Article 32 makes the case that securely processing data is predicated on the ability to recover from disasters and human error quickly: “[companies should have] the ability to restore the availability and access to personal data in a timely manner in the event of a physical or technical incident.” 

These aspects of GDPR provide a clear rebuttal to the fallacy commonly attributed to the regulation. Make no mistake, GDPR is more expansive than a discussion about personal identifiable information (PII). 

For a long-term technical strategy, it’s critical to invest in a comprehensive disaster recovery solution and be able to predictably recover data. To ensure compliance as well as business continuity, it’s important to be able to recover quickly, at scale, and consistently. 

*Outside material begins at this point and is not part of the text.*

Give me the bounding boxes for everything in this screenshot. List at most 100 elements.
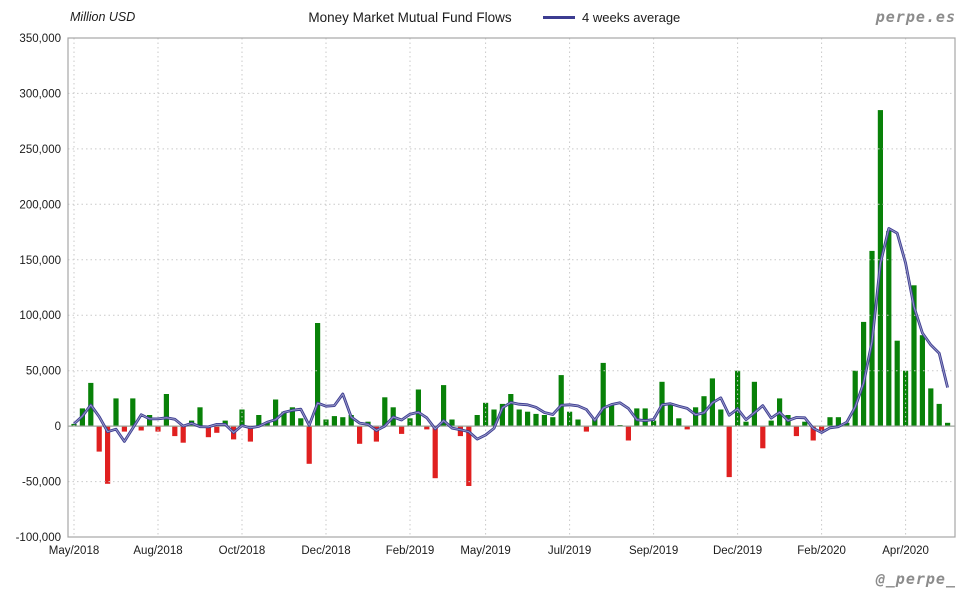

Data should also be held securely. WORM—write once, read many—is a paradigm that describes a data storage device in which information, once written, cannot be modified. This protection mechanism makes sure data cannot be tampered with. Once attributed to physical storage technology, modern data management solutions provide the same paradigm, making their backups and data immutable from threats such as ransomware.

Risk Minimization

Privacy by Design is often discussed with regard to data protection and GDPR. It involves technical and organizational measures that make sure companies only process the data absolutely necessary for the completion of its business and limit access to personal data to only relevant employees.

Article 25 references tangible steps that can be considered Privacy by Design approaches: data minimization and pseudonymization. Organizations do not have to compromise business objectives when taking steps for compliance—they just need to view data management holistically. 

Consider dev/test environments. Using synthetic test data for application development solves issues related to GDPR, however, a compromise here prevents developers from realistic testing scenarios. As a result, the quality of the software takes a toll on the customer experience. Instead, limiting data sprawl and the footprint of test data, along with integrated data masking and role-based access control, gives your team the best of both worlds. This way, you can enable both customer privacy and customer experience.

Greater Control and Visibility

Control is the defining theme of GDPR. The regulation gives more control to individuals over their personal data and as a direct corollary, pushes businesses to have greater control over their own data management processes and infrastructure.

Articles 24 and 28 pushes the data controller and processor, respectively, to know the entire scope of data being collected and processed. Under this article, the following questions are just some that must be addressed:

  • What information is being collected?
  • Who is collecting it?
  • How is it collected?
  • Why is it being collected?
  • How will it be used?
  • Who will it be shared with?
  • What will be the effect of this on the individuals concerned?

These articles revolve around the ability of organizations to have a complete understanding of data under their management. For many enterprises operating at scale, this is a real challenge, owing to factors such as mass data fragmentation

Consequently, GDPR pushes for promptness. In the case of a data breach, an organization must report the incident to those affected within 72 hours. In the case of a Data Subject Rights (DSR) request to access their data, an organization must be able to provide that information within one month. Limiting data sprawl is the first step to gain more visibility and control into data. The second step is gaining the ability to manage data on a global scale. Taking these steps helps companies operating at scale to be more nimble and compliant. 

GDPR and Infrastructure

Two years after GDPR’s advent, organizations are still struggling to meet the regulation’s requirements. A core roadblock in their way is the need to rethink their data management strategy. The regulation proves more expansive than just a bill to protect PII. Its principles provide a framework for IT teams to ensure data integrity, reduce risk, and gain greater control over their data.